イチョウ

わたりくる
永き光に
かがやきて
黄につもりをり
銀杏落葉は

しろたへ - 佐藤佐太郎

イチョウ

秋を象徴する植物の一つで、美しい黄葉が楽しめます。公園のイチョウ並木などで馴染み深い植物です。病害虫に強く育てやすいため植物ビギナーの方にもオススメ。
イチョウの育て方

置き場所

屋外の場合

基本的に風通しのいい明るい日陰や、半日陰での管理が適します。春先は優しい日に当て、日差しが強くなってくる5月ごろから半日陰に移します。乾燥には弱いため、強い西日や夏の直射日光には注意しましょう。

「春・秋」

優しい日当たりと風通しの良い環境で育成します。特に春は新芽が芽吹く大切な時期。強い日差しに当てすぎると葉焼けのリスクがありますが、あまりに日陰では弱々しい葉になりますので注意しましょう。

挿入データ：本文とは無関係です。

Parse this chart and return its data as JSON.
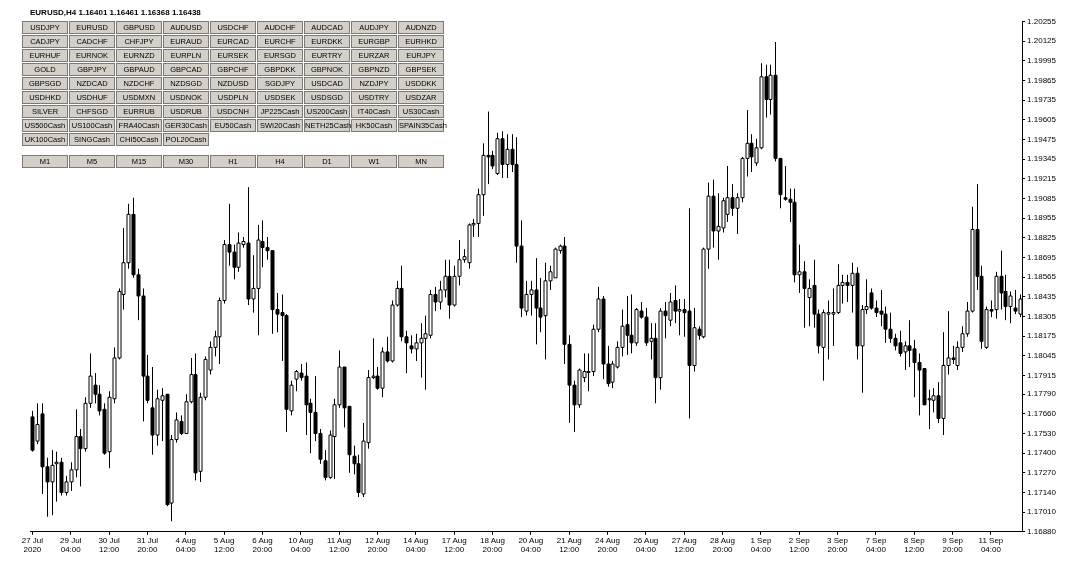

半日陰(午前中は日の当たる場所)が適します。

「夏」

風通しのよい半日陰または明るい日陰で管理します。強い直射日光や西日は葉焼けや急激な水切れの原因になるので避けましょう。よしずや遮光ネットなどを用いて日陰をつくるのもオススメです。

「冬」

自然界と同様に、しっかり冬を体験させる必要があります。屋外管理で問題ありませんが、寒風や霜からは保護しましょう。ムロや半屋内(寒い場所)などで管理することをオススメします。なお、落葉後は日光に当たらなくても特に問題ありません。

屋内の場合

屋内で管理する場合、風通しの確保が重要になります。たまに外の空気に当てたり、雨に当てたりしてあげると植物はリフレッシュできて元気に育ちます。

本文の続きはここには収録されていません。